For fans of guitar virtuosity this show was a real treat, with Tordjman taking solo after ripping solo. Tordjman is, however, an inherently sensitive musician: there was plenty of light and shade in his solos and in the collective playing of the trio. Drummer Robert Julliard provided an uncluttered, driving backbeat, and Marco Panzarella's grooving bass lines shot up your legs and hit the liver. This was an energized and engaging performance.
"Nostalgia of the Future" may have reached a powerful conclusion, but the journey proved one of gradual build up and increasing tension in the playing. Memorable motifs colored all the compositions and, although Tordjman's solos were extended, they were never repetitive nor felt overly long, testament to his creativity and musicianship.
In between sets Australian DJ BeBe spun groove and funk- laced tunes in the pavilion adjacent to the stage. The pavilion formerly housed the main stage of MIJF and can hold several thousand people.
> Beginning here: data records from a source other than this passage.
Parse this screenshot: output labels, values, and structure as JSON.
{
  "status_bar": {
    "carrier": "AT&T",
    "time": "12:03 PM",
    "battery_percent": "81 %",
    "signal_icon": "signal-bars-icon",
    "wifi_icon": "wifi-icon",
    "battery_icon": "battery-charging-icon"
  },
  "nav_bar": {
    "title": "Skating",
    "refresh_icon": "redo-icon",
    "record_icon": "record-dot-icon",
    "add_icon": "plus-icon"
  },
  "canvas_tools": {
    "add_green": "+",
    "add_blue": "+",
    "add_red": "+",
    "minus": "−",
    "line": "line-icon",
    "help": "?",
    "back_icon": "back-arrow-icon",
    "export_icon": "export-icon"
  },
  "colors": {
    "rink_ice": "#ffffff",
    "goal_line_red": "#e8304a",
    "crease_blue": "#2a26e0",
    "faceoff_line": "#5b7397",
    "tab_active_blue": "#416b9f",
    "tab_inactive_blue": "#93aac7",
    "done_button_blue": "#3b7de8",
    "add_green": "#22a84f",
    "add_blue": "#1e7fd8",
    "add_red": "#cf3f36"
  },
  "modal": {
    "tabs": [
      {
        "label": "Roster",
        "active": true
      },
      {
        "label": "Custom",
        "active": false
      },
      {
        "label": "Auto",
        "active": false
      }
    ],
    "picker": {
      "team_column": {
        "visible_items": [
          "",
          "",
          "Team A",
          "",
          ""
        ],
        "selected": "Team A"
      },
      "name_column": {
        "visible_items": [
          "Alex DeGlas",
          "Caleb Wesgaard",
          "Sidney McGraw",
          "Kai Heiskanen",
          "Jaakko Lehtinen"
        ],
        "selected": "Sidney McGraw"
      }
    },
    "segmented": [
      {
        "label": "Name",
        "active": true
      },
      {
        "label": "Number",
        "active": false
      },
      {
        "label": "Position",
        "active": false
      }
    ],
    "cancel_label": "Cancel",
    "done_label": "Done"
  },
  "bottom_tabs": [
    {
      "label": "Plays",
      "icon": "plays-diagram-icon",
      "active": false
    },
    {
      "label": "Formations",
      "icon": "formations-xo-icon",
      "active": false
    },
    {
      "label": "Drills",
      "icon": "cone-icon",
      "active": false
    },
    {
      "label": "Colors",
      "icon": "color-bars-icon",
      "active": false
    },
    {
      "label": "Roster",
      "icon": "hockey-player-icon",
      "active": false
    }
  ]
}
The world dance rhythms were infectious, but the excessive lighting brought out the inhibitions of most of the adults, leaving the floor open to the unselfconscious free-style exhibitions of the children in tow. Relocating the music to an outdoor stage has been a wise move from the festival organizers as there was no comparison between the superb quality of the sound system outside and the slightly dampened, muddy sound inside the pavilion.
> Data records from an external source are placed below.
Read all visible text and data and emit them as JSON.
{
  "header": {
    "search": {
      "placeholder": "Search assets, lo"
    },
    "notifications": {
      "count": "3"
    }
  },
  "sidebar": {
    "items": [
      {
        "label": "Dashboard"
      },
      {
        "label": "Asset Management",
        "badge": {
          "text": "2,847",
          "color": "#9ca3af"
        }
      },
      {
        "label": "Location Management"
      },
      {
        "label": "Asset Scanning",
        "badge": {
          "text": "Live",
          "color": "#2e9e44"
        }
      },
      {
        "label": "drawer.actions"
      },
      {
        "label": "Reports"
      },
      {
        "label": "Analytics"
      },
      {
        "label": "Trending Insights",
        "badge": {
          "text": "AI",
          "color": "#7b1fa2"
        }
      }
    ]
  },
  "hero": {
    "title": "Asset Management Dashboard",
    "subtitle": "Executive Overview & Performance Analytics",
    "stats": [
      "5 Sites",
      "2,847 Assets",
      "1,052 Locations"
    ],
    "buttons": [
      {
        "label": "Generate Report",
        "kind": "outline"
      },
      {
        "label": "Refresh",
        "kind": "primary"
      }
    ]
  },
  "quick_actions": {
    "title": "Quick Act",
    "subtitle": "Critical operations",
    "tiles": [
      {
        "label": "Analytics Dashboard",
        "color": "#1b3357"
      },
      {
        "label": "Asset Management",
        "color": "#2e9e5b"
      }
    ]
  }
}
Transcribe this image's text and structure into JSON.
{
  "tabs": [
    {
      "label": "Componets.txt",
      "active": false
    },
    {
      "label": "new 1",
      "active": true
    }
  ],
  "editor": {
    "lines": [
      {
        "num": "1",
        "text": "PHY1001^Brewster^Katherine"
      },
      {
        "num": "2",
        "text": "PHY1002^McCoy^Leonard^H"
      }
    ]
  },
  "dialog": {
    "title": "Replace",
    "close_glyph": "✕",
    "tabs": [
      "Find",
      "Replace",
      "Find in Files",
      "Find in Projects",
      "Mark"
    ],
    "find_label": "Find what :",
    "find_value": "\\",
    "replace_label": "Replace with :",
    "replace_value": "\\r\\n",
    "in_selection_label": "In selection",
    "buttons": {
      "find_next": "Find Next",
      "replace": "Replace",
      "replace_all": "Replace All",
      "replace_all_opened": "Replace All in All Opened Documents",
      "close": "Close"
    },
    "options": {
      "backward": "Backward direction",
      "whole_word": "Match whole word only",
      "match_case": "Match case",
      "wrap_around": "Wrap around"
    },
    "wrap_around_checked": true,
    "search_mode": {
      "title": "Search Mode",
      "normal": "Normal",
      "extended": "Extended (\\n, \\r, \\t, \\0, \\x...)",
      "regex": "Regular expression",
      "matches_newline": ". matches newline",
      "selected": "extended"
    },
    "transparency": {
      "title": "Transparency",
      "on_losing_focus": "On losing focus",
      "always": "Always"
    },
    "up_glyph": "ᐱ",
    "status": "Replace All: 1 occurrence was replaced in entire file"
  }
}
One of the obvious crowd-pleasers of MIJF was Norbert Susemihl's New Orleans All Stars, which had the crowd swaying, stomping and dancing throughout the concert to New Orleans classics old and new. Susemihl, a one-time resident of New Orleans, brought this band together especially for the festival and it had only one hour-long rehearsal the day prior to the concert. There were no signs of unfamiliarity among the musicians nor of jet lag following a grueling, circuitous fifty four-hour trip door to door due to the volcanic ash from Iceland. On the contrary, the band and the audience thrived on each other's energy.
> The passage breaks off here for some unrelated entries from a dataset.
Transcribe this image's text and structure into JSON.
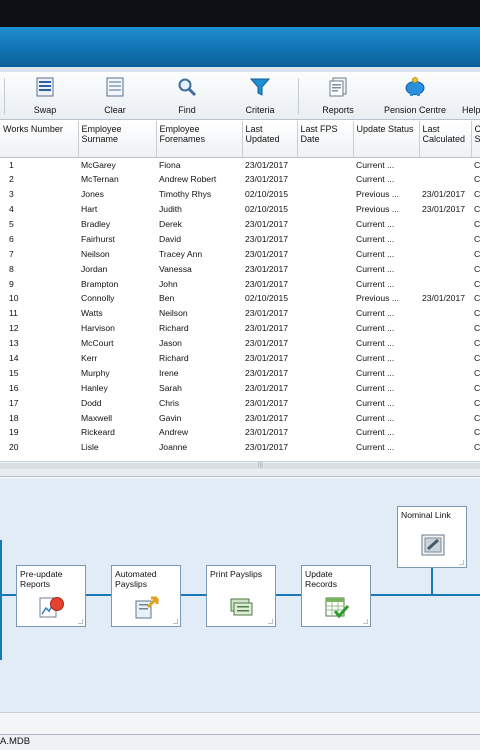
{
  "toolbar": {
    "buttons": [
      {
        "label": "Swap",
        "icon": "swap-icon"
      },
      {
        "label": "Clear",
        "icon": "clear-icon"
      },
      {
        "label": "Find",
        "icon": "find-icon"
      },
      {
        "label": "Criteria",
        "icon": "criteria-funnel-icon"
      },
      {
        "label": "Reports",
        "icon": "reports-icon"
      },
      {
        "label": "Pension Centre",
        "icon": "pension-piggy-icon"
      },
      {
        "label": "Help",
        "icon": "help-icon"
      }
    ]
  },
  "grid": {
    "headers": {
      "works_number": "Works Number",
      "surname": "Employee Surname",
      "forenames": "Employee Forenames",
      "last_updated": "Last Updated",
      "last_fps": "Last FPS Date",
      "update_status": "Update Status",
      "last_calculated": "Last Calculated",
      "extra": "C S"
    },
    "rows": [
      {
        "wn": "1",
        "surname": "McGarey",
        "forenames": "Fiona",
        "updated": "23/01/2017",
        "fps": "",
        "status": "Current ...",
        "calc": "",
        "extra": "C"
      },
      {
        "wn": "2",
        "surname": "McTernan",
        "forenames": "Andrew Robert",
        "updated": "23/01/2017",
        "fps": "",
        "status": "Current ...",
        "calc": "",
        "extra": "C"
      },
      {
        "wn": "3",
        "surname": "Jones",
        "forenames": "Timothy Rhys",
        "updated": "02/10/2015",
        "fps": "",
        "status": "Previous ...",
        "calc": "23/01/2017",
        "extra": "C"
      },
      {
        "wn": "4",
        "surname": "Hart",
        "forenames": "Judith",
        "updated": "02/10/2015",
        "fps": "",
        "status": "Previous ...",
        "calc": "23/01/2017",
        "extra": "C"
      },
      {
        "wn": "5",
        "surname": "Bradley",
        "forenames": "Derek",
        "updated": "23/01/2017",
        "fps": "",
        "status": "Current ...",
        "calc": "",
        "extra": "C"
      },
      {
        "wn": "6",
        "surname": "Fairhurst",
        "forenames": "David",
        "updated": "23/01/2017",
        "fps": "",
        "status": "Current ...",
        "calc": "",
        "extra": "C"
      },
      {
        "wn": "7",
        "surname": "Neilson",
        "forenames": "Tracey Ann",
        "updated": "23/01/2017",
        "fps": "",
        "status": "Current ...",
        "calc": "",
        "extra": "C"
      },
      {
        "wn": "8",
        "surname": "Jordan",
        "forenames": "Vanessa",
        "updated": "23/01/2017",
        "fps": "",
        "status": "Current ...",
        "calc": "",
        "extra": "C"
      },
      {
        "wn": "9",
        "surname": "Brampton",
        "forenames": "John",
        "updated": "23/01/2017",
        "fps": "",
        "status": "Current ...",
        "calc": "",
        "extra": "C"
      },
      {
        "wn": "10",
        "surname": "Connolly",
        "forenames": "Ben",
        "updated": "02/10/2015",
        "fps": "",
        "status": "Previous ...",
        "calc": "23/01/2017",
        "extra": "C"
      },
      {
        "wn": "11",
        "surname": "Watts",
        "forenames": "Neilson",
        "updated": "23/01/2017",
        "fps": "",
        "status": "Current ...",
        "calc": "",
        "extra": "C"
      },
      {
        "wn": "12",
        "surname": "Harvison",
        "forenames": "Richard",
        "updated": "23/01/2017",
        "fps": "",
        "status": "Current ...",
        "calc": "",
        "extra": "C"
      },
      {
        "wn": "13",
        "surname": "McCourt",
        "forenames": "Jason",
        "updated": "23/01/2017",
        "fps": "",
        "status": "Current ...",
        "calc": "",
        "extra": "C"
      },
      {
        "wn": "14",
        "surname": "Kerr",
        "forenames": "Richard",
        "updated": "23/01/2017",
        "fps": "",
        "status": "Current ...",
        "calc": "",
        "extra": "C"
      },
      {
        "wn": "15",
        "surname": "Murphy",
        "forenames": "Irene",
        "updated": "23/01/2017",
        "fps": "",
        "status": "Current ...",
        "calc": "",
        "extra": "C"
      },
      {
        "wn": "16",
        "surname": "Hanley",
        "forenames": "Sarah",
        "updated": "23/01/2017",
        "fps": "",
        "status": "Current ...",
        "calc": "",
        "extra": "C"
      },
      {
        "wn": "17",
        "surname": "Dodd",
        "forenames": "Chris",
        "updated": "23/01/2017",
        "fps": "",
        "status": "Current ...",
        "calc": "",
        "extra": "C"
      },
      {
        "wn": "18",
        "surname": "Maxwell",
        "forenames": "Gavin",
        "updated": "23/01/2017",
        "fps": "",
        "status": "Current ...",
        "calc": "",
        "extra": "C"
      },
      {
        "wn": "19",
        "surname": "Rickeard",
        "forenames": "Andrew",
        "updated": "23/01/2017",
        "fps": "",
        "status": "Current ...",
        "calc": "",
        "extra": "C"
      },
      {
        "wn": "20",
        "surname": "Lisle",
        "forenames": "Joanne",
        "updated": "23/01/2017",
        "fps": "",
        "status": "Current ...",
        "calc": "",
        "extra": "C"
      }
    ]
  },
  "workflow": {
    "steps": [
      {
        "title": "Pre-update Reports",
        "icon": "pre-update-reports-icon"
      },
      {
        "title": "Automated Payslips",
        "icon": "automated-payslips-icon"
      },
      {
        "title": "Print Payslips",
        "icon": "print-payslips-icon"
      },
      {
        "title": "Update Records",
        "icon": "update-records-icon"
      },
      {
        "title": "Nominal Link",
        "icon": "nominal-link-icon"
      }
    ],
    "line_color": "#1a77b8"
  },
  "statusbar": {
    "text": "A.MDB"
  }
}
The front line of Charles Halloran on trombone, Orange Kjellin on clarinet and Susemihl on trumpet and vocals combined beautifully on "The New Orleans Hop Stop Blues," weaving rich harmonies and powerful unison lines. Kjellin and Susemihl in particular impressed as soloists, though Susemihl's vocals lacked the strength and color of his trumpet playing. The tempo was mostly upbeat, and on "Lover Come Back to Me" Susemihl and bassist Kerry Lewis both soloed with a measure of abandon.
Lewis before the gig recounted for this reviewer how he had been in exile from New Orleans for three years in the wake of the devastating Hurricane Katrina and spoke of the sense of abandonment that he and many others felt by the then Bush administration. However, although administrations, hurricanes and volcanoes do their damndest, they cannot dim the passion of musicians for this music; Lewis's playing was vital and soulful, epitomizing the regenerating power of jazzthe "life force" of this music, as Nat Hentoff calls it.
"Sweet Emma," the Nat Adderleytune inspired by Emma Barrett's playing/singing at Preservation Hall in the '60s which so impressed the trumpeter, featured eloquent statements from Susemihl and pianist Georg Hawks on a slower number which provided welcome contrast to the mostly fast-paced set. At whatever tempo the band played at, from the calypso-flavored "Cuban Pete" to the Porter Steel song "High Society" (popularized by Alphonse Picou before its revival in the 1956 Crosby-Sinatra MGM musical) all the way up to "Happy Feet Blues" by Wynton Marsalis, the music swung. The set closed with another old favorite, the funeral celebration "Didn't He Ramble" and the encore, Fats Domino's "I'm Walking," rounded things off in style with the crowd showing warm appreciation for this timeless music.